The creek and the inlet are part of the St. Louis River watershed, the largest tributary to drain into Lake Superior.

Over the past four months, EPA and the Wisconsin Dept. of Natural Resources (WDNR) have removed 60,000 tons of sediment polluted by petroleum products and lead from the mouth of the creek and the man-made inlet. The contamination damaged the habitat for fish and other aquatic life and local officials had posted “No Swimming” signs around the area, which have now been removed.

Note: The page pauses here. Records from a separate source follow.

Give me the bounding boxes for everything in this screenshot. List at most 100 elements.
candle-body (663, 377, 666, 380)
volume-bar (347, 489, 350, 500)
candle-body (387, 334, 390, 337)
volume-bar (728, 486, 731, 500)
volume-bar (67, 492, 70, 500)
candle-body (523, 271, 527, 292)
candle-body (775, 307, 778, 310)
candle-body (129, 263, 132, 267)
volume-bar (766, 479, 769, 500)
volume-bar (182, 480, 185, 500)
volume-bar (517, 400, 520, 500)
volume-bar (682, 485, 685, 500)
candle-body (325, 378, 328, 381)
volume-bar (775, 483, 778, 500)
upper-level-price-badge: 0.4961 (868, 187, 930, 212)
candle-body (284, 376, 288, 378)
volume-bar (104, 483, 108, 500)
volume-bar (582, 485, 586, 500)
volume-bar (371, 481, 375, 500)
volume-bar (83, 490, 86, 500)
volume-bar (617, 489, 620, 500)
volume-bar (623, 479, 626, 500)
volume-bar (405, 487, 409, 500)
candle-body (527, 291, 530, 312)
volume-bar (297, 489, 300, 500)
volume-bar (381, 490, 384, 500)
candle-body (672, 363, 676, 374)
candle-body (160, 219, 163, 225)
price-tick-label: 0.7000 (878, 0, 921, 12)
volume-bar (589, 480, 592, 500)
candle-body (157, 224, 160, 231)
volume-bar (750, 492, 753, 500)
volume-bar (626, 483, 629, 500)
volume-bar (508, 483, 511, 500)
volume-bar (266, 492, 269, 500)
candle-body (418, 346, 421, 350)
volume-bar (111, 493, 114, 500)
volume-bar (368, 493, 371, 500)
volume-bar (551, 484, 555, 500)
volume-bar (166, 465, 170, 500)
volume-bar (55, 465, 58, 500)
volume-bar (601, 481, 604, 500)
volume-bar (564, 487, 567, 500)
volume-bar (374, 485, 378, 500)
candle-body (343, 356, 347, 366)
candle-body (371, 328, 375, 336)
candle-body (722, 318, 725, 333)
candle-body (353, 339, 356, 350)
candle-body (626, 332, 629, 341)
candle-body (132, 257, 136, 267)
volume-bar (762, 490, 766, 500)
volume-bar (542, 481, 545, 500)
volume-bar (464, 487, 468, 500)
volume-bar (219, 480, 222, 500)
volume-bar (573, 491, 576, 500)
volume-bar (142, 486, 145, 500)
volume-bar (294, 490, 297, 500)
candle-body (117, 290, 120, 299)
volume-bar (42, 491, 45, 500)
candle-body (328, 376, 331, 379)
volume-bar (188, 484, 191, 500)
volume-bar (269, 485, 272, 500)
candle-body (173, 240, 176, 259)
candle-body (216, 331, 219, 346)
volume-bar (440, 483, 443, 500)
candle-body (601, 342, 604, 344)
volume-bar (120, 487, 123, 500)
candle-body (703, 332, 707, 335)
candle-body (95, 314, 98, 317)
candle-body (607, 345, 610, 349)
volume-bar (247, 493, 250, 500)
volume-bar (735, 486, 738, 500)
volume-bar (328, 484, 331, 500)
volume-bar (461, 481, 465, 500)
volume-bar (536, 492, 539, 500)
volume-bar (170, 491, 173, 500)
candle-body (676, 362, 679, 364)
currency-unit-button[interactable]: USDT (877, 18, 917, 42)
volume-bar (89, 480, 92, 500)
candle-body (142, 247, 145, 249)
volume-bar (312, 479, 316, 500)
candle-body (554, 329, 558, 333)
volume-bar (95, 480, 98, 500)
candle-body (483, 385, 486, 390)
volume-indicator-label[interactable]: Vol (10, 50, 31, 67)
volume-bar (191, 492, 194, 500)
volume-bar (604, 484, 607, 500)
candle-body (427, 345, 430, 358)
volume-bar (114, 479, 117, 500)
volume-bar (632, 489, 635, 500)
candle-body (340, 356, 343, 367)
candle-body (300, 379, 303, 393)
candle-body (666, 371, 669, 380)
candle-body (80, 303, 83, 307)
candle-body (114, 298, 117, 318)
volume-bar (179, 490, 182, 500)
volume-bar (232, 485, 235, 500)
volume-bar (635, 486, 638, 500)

The Legacy Act project was the final step in the cleanup of 3-mile-long Newton Creek and Hog Island Inlet. Murphy Oil Co., which owns a refinery in Superior, cleaned up the upper reaches of Newton Creek in the mid-1990s and WDNR cleaned up the middle stretches in 2003.

“This is an important and historic day for the City of Superior and to all those who use and enjoy Lake Superior,” said Gov. Doyle. “It shows that
great things can be accomplished when government agencies and citizens groups pool their resources to achieve a common goal.”

Contaminated sediment is one of the major reasons why many Great Lakes fish are not safe to eat in unlimited quantities. It also harms aquatic habitat and pollutes sources of drinking water. This has been a long-term and persistent problem throughout the entire Great Lakes basin. There are still millions of cubic yards of contaminated sediment to be removed from the Great Lakes.

The Great Lakes Legacy Act authorizes $270 million in funding over five years for cleanups of contaminated sediment hotspots. In 2004, the first year funds were available, Congress appropriated $9.9 million. In 2005, Congress appropriated $22.3 million and $30 million will be available in 2006. The cleanup of the Black Lagoon, an inlet of the Detroit River in Trenton, Mich. was completed earlier this month. Another Legacy Act project is currently underway at Ruddiman Creek in Muskegon, Mich., and more projects are expected to begin soon.

The cost of the Newton Creek and Hog Island Inlet cleanup was shared between EPA (65 percent) and WDNR (35 percent).